I am on the masthead of the Journal of Health Politics, Policy, and Law. Beginning with the next issue, this journal will be edited by my hallway colleague Colleen Grogan here at the University of Chicago School of Social Service Administration. I edit a new “Point-Counterpoint feature,” about which more in due course.
In my unbiased opinion, JHPPL is essential reading for people interested in health policy. Showing customary good taste over at the Incidental Economist, Don Taylor seems to agree. He links to one nice article in the April issue, by Craig Volden and Alan Wiseman…
As Don puts things:
The most interesting aspect of this paper is the large effort they have undertaken to code all of the 119,040 bills introduced into the U.S. House of Representatives from 1973-2002 by type of bill and then further whether the bill was substantively important or more symbolic. The paper argues that many explanations of past health policy legislative failures or successes have relied upon idiosyncratic ‘one off’ explanations that do not take account of the long run of observational data that are available on this question. For example, after the demise of the Clinton Plan in the early 1990s, some offered as an explanation the fact that the proposal was developed primarily in the executive branch and then moved into Congress as the key explanation for its failure. Similarly, as the ACA hung in the balance in early 2010 and seemed like it would not pass, some were saying that President Obama had made a mistake by letting the proposal be first developed in the Congress and therefore had not put his stamp on the bill. Opposite conclusions, using only 2 examples. Looking at a longer run of empirical data provides better information.

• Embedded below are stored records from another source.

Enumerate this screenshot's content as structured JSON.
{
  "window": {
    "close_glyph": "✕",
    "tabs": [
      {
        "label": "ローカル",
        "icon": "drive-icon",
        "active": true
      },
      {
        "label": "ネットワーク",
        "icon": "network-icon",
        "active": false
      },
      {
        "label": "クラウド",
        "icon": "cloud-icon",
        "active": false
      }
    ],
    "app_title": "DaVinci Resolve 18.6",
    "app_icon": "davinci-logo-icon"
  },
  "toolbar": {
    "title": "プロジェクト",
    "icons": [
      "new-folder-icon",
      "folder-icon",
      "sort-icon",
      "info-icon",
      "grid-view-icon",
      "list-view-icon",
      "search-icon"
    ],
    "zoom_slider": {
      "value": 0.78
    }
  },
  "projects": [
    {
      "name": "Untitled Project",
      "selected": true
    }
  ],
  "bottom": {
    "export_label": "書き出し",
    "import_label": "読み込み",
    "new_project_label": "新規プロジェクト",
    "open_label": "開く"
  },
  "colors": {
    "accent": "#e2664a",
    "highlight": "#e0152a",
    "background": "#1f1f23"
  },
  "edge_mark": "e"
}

That’s a lot of coding, which produces unaccustomed insights.
Although I am not a political scientist, I’ve just joined the American Political Science Association because I’ve learned a lot from political scientists, on the web and off, during the health reform fight. I’ve attended APSA’s main meeting twice now. Much of it is really interesting and accessible to anyone. The nontechnical political science journal PS (along with its somewhat similarly-intended economics peer) Journal of Economic Perspectives is also worth a look.
These journals fill a real need to step out of the narrow subdisciplinary trenches many of us have dug. These trenches are often useful and necessary to make scholarly progress, but they bring obvious costs. I believe that serious policy journalist should be reading these journals to get a broader view, too.
After they’ve read Craig and Alan’s piece, of course.